Soziale Arbeit in Mexiko-City: ein Kampf gegen Missstände

Indira Berroterán zu Gast im KWA Bildungszentrum. Sie sagt: Faire Arbeit würde helfen.

Pfarrkirchen, im Dezember 2017. - Mexiko-City: eine 20 Millionen Einwohner Metropole und ein Moloch der sozialen Brennpunkte. Armut, Kriminalität, Drogen, Prostitution und Gewalt gehören zum täglichen Leben. Schätzungen zufolge leben dort mehr als 15.000 Kinder buchstäblich auf der Straße. Gegen diese Missstände kämpft Indira Berroterán, ehemalige Ordensschwester und Dozentin für Pädagogik und Sozialarbeit, tagtäglich an. Als Managerin und Ersatzmutter der Hilfsorganisation „Yolia“ unterstützt sie Mädchen und junge Frauen in Mexico-City.

Die gebürtige Venezolanerin berichtete den Studierenden der Fachakademie für Sozialpädagogik über das Projekt „Yolia“, was übersetzt „Mädchenherz“ bedeutet. Den Ausgangspunkt für die Initiierung der Hilfsorganisation bildeten engagierte Studentinnen, die in Zusammenarbeit mit dem Lateinamerika-Hilfswerk „Adveniat“ ein Heim errichteten, das Betroffenen die Familie ersetzen sollte. Vor allem vernachlässigten, verwaisten und sexuell missbrauchten Mädchen und jungen Frauen bietet „Yolia“ Zuflucht, Schutz und eine neue Heimat. Hier erfahren sie Herzlichkeit, emotionale Zuwendung, Stabilität, Orientierung und Sicherheit. Zentrale Werte und Normen des christlichen Glaubens werden ihnen ebenfalls vermittelt.

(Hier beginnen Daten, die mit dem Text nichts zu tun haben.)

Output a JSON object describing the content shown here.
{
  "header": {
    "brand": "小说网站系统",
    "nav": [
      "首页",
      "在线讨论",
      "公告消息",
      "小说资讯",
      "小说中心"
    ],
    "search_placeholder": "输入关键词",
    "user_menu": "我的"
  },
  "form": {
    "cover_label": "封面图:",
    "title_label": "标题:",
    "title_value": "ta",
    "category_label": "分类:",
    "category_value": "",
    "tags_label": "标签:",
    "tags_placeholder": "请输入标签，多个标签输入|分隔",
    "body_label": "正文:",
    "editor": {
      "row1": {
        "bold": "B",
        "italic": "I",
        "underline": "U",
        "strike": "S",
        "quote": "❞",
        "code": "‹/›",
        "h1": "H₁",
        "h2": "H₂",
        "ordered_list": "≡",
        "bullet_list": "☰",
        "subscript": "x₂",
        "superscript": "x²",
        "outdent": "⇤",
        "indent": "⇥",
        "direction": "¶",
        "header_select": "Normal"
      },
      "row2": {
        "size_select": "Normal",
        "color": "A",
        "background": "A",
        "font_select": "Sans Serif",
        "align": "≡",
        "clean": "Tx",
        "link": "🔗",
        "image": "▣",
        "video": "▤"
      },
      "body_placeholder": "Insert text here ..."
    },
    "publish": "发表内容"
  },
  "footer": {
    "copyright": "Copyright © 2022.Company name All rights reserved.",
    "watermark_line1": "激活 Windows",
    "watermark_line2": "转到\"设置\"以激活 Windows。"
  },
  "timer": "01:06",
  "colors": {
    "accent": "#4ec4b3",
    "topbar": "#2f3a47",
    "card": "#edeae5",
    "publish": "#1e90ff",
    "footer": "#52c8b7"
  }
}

Indira Berroterán, die rund um die Uhr für das Projekt „Yolia“ im Einsatz ist, erzählte den Studierenden von der Misere der verarmten Menschen in Mexiko-City und stellte die Bedeutung ihrer gemeinnützigen Arbeit dar. „Für was geben Sie 20 Euro aus?“, fragte Indira Berroterán die Zuhörer. Antworten wie „für einen Pullover“ oder „für ein leckeres Abendessen“ folgten. 20 Euro: Davon können die Mädchen und jungen Frauen, die im Wohnheim ein neues Zuhause gefunden haben, eine Woche lang ernährt werden.

Unvorstellbare Realität in einer von Verelendung und Mittellosigkeit geprägten Metropole. Doch Indira Berroterán gab in ihrer Rede auch Anlass zur Hoffnung und Zuversicht. Unterstützung erfahre die Hilfsorganisation durch die katholische Kirche und Spendensammlungen. Gemeinsam mit der DPSG (Deutsche Pfadfinderschaft Sankt Georg) bietet „Adveniat“ interessierten jungen Menschen im Rahmen des entwicklungspolitischen Freiwilligendienstes „weltwärts“ die Möglichkeit, die pädagogische Arbeit in Peru, Bolivien, Ecuador oder Mexiko aktiv zu begleiten und sich ein Bild vom sozialen Projekt zu machen.

Die Schulleiterin der Fachakademie für Sozialpädagogik, Bettina Schmidbauer, ihre Stellvertreterin Gundula Stadler sowie die begleitenden Lehrer und Studierenden bedankten sich herzlich für die interessanten Ausführungen und wünschten alles Gute für das weitere Gelingen des Projekts „Yolia“.